The bill says that no adverse action can be taken against a pharmacist who refuses to fill a prescription for any drug "that they have a good faith belief is used for abortions." The Governor specifically refers to the "morning after pill," so it's probably safe to assume that is at least part of what they are getting at.

Here's the problem for the Governor and Crowell. The only way a pharmacist could have a "good faith belief" that the 'morning after pill" is used for an abortion, is if they believed that by preventing the implantation of a fertlized egg, the morning after pill was acting to perform an abortion.

So instead of believing as most people do, that pregnancy begins when a fertlized egg is implanted, they would have to take the position that pregnancy begins the moment an egg is fertilized. In other words, the destruction of a fertilized egg, even before it is implanted, would constitute an abortion.

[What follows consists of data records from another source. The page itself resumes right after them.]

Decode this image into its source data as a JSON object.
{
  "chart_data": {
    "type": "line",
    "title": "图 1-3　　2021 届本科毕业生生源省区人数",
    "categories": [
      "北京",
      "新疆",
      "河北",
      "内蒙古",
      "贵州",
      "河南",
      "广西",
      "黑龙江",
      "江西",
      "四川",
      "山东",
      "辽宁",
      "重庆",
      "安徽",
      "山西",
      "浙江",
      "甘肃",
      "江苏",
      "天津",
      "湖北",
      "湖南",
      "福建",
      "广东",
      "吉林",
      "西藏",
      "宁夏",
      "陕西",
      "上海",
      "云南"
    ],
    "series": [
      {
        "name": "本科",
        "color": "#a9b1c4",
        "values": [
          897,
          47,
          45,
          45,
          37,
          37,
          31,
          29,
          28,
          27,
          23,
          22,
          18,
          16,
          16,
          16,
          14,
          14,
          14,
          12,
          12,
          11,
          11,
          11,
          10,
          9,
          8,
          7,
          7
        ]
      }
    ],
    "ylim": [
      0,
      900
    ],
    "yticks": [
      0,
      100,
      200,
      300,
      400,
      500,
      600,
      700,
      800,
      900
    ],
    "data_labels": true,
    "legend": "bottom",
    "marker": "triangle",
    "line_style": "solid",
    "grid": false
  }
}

But here's the problem with that. If both the Governor and Senator Crowell believe that, then they have equated birth control and abortion.

Their bill would permit a pharmacist to refuse to dispense any drug that may prevent the implantation of a fertlized egg, because they think that's an abortion.

Here's the rub. That's exactly how "The Pill" works too. So if a pharmacist can refuse to fill a prescripton for the "morning after pill" because it may interfere with the implantion of a fertilized egg, they could, and likely would, refuse to fill a prescription for "The Pill" as well, for the very same reason.

So the Governor threw out the language about RU-486 as a smokescreen, to create confusion and to distract people away from his radical position.

If Matt Blunt believes birth control is abortion, and that pharmacists should be able to refuse to dispense prescriptions for "The Pill," he should be man enough to say so.

And then the women of Missouri, will undoubtely dispense with Governor Blunt.